Bimagrumab

Monoclonal antibody
- Type: ?
- Source: Human
- Target: ACVR2B

Clinical data
- Other names: BYM338
- Routes of administration: Intravenous
- ATC code: none;

Identifiers
- CAS Number: 1356922-05-8;
- ChemSpider: none;
- UNII: N15SW1DIV8;
- KEGG: D10620;

Chemical and physical data
- Formula: C_{6306}H_{9732}N_{1684}O_{1990}S_{46}
- Molar mass: 142451.78 g·mol^{−1}

= Bimagrumab =

Chemical compound

Bimagrumab (BYM338) is a human monoclonal antibody first developed by Novartis and currently by Eli Lilly to treat pathological muscle loss and weakness. It binds to and inhibits activin receptor type-2B.

Bimagrumab must be administered intravenously at a hospital or clinic. The medication has a long half-life and is administered once a month.

== Development history ==

Bimagrumab was developed by Novartis, in collaboration with Morphosys. On August 20, 2013, it was announced that bimagrumab had received a breakthrough therapy designation for sporadic inclusion body myositis (sIBM) by the US Food and Drug Administration (FDA).

In 2014, Bimagrumab entered Phase II development, with some research indicating clinical effects. Novartis planned to apply in 2016 for FDA approval to treat sIBM patients with bimagrumab.

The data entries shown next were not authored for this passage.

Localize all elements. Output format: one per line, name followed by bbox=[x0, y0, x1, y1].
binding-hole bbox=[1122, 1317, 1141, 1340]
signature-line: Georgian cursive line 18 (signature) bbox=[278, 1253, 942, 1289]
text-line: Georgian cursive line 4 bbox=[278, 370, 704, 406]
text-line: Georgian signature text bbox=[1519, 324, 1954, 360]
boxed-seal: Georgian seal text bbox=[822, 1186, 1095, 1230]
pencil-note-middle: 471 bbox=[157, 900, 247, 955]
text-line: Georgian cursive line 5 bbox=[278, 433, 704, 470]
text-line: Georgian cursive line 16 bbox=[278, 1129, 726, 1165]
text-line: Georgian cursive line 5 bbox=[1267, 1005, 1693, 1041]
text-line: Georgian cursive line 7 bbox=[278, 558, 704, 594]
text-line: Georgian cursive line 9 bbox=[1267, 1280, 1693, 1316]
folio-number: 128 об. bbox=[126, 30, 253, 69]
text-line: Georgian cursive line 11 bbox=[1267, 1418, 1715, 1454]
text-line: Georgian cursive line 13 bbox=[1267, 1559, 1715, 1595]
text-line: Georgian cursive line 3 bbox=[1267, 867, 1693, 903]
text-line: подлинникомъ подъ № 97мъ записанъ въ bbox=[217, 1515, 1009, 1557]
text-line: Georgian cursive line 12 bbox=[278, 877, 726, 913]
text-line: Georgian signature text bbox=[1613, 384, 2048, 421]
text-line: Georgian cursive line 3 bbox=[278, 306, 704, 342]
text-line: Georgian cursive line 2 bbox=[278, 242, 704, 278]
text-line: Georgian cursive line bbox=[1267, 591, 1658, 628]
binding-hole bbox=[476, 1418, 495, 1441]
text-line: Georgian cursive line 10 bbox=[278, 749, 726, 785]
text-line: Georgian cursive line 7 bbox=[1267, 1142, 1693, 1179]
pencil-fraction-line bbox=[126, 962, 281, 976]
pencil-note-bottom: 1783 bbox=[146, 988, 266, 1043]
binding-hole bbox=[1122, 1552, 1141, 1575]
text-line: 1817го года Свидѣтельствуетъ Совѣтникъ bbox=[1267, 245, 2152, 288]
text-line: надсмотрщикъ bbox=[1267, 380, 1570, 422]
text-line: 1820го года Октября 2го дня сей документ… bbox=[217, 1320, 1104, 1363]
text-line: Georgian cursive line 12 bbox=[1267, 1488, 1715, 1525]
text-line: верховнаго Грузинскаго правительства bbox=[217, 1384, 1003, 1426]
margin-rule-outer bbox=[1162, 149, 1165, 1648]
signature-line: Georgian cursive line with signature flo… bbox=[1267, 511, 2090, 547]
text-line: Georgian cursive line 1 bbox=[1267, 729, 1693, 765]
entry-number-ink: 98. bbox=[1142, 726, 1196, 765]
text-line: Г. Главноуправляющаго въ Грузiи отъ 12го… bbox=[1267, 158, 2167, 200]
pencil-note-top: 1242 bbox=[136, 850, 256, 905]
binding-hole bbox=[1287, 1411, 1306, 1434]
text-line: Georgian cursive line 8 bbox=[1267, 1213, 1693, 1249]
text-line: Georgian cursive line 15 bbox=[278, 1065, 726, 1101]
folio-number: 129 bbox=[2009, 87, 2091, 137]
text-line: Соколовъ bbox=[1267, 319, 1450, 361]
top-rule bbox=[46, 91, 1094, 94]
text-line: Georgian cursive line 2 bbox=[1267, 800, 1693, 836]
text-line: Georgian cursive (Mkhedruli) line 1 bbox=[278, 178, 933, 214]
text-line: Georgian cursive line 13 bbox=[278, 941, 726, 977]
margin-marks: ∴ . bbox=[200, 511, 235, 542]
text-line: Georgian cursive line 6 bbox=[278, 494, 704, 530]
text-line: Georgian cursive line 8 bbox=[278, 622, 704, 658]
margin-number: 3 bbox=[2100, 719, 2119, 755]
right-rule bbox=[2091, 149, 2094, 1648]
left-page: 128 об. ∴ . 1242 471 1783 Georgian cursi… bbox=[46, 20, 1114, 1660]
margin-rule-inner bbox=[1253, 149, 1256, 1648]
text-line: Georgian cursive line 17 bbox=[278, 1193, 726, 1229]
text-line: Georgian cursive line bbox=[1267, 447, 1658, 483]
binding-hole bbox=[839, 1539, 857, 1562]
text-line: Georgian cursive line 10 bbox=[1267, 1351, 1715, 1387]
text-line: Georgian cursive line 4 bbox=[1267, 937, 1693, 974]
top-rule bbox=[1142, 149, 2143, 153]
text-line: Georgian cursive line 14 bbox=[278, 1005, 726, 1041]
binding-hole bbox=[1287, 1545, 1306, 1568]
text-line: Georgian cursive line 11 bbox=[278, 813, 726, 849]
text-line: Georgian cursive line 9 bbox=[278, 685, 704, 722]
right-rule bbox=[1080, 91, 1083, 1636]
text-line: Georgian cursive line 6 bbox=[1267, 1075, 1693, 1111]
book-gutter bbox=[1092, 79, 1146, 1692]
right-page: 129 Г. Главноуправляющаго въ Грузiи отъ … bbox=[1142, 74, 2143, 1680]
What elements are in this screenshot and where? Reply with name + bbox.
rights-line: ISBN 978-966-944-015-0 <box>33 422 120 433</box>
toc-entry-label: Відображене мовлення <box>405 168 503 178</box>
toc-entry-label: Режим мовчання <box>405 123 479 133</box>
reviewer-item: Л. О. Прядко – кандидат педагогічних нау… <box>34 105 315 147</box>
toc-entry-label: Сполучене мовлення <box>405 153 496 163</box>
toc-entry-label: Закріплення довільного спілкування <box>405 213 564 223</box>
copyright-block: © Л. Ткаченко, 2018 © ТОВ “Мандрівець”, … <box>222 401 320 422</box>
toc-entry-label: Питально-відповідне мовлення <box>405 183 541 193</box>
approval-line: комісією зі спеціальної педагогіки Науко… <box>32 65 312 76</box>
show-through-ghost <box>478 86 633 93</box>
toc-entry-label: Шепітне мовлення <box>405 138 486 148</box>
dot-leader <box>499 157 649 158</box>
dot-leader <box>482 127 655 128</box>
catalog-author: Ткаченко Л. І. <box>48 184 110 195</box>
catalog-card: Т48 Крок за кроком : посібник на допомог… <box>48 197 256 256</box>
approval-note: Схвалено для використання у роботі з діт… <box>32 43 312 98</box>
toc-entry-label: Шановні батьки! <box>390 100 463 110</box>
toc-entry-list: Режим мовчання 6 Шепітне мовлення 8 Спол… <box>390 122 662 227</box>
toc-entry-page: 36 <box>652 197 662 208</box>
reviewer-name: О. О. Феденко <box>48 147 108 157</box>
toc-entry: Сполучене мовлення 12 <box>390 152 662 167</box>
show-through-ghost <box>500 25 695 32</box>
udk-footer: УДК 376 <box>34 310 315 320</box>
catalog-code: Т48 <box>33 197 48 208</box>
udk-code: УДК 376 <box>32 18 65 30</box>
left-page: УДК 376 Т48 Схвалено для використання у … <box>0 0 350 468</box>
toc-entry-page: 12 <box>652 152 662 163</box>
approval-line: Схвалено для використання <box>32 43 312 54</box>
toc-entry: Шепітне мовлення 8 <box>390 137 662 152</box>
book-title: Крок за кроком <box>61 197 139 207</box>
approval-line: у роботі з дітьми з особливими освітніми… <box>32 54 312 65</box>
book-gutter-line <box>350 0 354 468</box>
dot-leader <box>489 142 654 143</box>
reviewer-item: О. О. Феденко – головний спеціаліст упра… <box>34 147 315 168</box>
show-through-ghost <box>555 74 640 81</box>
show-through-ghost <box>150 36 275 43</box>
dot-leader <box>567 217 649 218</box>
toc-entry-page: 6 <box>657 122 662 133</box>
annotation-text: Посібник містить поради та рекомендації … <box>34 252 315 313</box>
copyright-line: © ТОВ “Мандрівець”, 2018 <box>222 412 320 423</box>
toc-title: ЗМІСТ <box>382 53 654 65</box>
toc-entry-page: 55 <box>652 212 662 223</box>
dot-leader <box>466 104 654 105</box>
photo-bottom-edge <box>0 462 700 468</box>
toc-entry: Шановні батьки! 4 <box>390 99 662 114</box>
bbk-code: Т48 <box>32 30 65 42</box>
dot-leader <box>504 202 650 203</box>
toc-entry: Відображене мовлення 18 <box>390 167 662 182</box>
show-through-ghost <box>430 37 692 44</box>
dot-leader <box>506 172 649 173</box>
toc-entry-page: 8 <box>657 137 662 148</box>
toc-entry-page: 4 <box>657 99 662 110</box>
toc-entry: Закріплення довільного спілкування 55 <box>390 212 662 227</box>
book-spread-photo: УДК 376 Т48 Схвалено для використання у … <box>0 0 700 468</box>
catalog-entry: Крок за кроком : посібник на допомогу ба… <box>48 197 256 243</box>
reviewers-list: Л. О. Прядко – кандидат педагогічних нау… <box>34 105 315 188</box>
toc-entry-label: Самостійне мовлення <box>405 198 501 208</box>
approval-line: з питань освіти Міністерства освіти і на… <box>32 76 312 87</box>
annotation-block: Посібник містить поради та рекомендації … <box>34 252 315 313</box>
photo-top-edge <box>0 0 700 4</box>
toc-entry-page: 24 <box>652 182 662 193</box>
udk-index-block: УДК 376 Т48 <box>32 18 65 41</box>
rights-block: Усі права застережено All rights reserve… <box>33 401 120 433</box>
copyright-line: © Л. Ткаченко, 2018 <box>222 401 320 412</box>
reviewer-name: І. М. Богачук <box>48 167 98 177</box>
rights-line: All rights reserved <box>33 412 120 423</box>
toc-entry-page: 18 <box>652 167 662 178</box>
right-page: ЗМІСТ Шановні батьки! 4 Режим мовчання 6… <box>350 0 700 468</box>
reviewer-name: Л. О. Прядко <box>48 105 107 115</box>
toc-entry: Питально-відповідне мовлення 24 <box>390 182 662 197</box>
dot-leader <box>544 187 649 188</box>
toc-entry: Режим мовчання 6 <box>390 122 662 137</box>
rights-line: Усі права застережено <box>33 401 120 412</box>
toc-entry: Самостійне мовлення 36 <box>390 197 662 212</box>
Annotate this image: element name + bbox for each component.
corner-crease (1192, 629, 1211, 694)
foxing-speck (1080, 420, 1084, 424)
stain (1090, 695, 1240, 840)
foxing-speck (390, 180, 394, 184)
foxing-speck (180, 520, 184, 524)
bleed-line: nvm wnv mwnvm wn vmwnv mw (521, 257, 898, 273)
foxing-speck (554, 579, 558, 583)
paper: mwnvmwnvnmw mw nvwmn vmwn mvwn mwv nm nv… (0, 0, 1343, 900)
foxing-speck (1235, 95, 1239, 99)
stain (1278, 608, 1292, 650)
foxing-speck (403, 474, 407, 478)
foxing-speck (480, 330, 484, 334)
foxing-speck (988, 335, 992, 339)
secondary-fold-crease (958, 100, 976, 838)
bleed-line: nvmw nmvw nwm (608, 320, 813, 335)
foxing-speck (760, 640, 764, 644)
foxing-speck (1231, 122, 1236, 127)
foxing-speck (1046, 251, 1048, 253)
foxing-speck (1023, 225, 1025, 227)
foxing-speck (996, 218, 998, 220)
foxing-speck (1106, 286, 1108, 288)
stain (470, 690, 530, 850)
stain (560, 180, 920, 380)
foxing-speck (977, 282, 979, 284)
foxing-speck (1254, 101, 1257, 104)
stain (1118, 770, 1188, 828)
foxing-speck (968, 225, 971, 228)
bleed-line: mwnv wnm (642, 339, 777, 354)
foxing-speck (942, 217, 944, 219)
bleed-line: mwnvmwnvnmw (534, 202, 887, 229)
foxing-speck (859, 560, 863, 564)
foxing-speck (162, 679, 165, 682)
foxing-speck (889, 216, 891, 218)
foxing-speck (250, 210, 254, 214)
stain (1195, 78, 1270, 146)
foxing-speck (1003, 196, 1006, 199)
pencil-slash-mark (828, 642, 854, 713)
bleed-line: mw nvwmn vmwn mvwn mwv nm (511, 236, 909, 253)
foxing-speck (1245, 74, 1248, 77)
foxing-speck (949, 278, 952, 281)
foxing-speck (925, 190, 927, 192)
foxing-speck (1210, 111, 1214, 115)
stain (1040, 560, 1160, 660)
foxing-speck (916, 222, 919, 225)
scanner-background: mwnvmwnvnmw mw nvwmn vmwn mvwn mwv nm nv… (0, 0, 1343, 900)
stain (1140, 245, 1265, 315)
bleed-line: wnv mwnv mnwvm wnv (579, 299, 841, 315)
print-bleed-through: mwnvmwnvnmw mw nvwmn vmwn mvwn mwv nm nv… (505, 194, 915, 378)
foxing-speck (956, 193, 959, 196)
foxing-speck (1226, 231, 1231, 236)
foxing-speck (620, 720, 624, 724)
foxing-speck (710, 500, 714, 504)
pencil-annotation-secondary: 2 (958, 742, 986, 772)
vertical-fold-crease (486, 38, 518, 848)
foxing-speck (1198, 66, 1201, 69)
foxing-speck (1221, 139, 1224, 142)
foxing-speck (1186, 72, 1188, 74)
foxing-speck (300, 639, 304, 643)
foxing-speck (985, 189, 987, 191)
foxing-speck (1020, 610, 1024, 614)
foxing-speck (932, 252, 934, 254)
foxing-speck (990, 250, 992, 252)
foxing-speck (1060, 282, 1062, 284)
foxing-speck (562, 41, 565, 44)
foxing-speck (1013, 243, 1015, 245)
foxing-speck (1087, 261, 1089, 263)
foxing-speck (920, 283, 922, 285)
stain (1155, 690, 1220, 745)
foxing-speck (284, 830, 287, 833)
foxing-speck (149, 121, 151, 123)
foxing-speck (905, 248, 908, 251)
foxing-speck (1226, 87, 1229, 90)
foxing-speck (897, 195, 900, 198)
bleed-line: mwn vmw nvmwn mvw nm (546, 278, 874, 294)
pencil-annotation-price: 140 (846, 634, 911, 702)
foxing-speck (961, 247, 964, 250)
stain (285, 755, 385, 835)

In April 2016, Novartis announced that bimagrumab had failed a Phase IIb/III study for sporadic inclusion body myositis. In January 2021, a new study confirmed that treatment with bimagrumab is safe and effective for treating excess adiposity and metabolic disturbances of adult patients with obesity and type 2 diabetes. Novartis then licensed the drug to Versanis Bio, a Medicxi Fund and Atlas Venture-backed startup, who closed a series A financing round to fund a phase II clinical program targeting weight loss in obese patients. In January 2023 Versanis Bio entered the medication into phase IIb trials for obesity. In July 2023, Eli Lilly bought Versanis Bio for their weight loss asset for $1.9 billion.

In 2025, a phase IIb study was concluded testing bimagrumab in combination with Novo Nordisk's semaglutide, demonstrating that the combination resulted in a greater loss of fat as a percentage of weight compared to semaglutide alone. In September 2025, Eli Lilly terminated a phase IIb study investigating a tirzepatide-bimagrumab combination in obese and type II diabetic patients. As of March 2026, a third phase IIb study of tirzepatide and bimagrumab in combination is ongoing.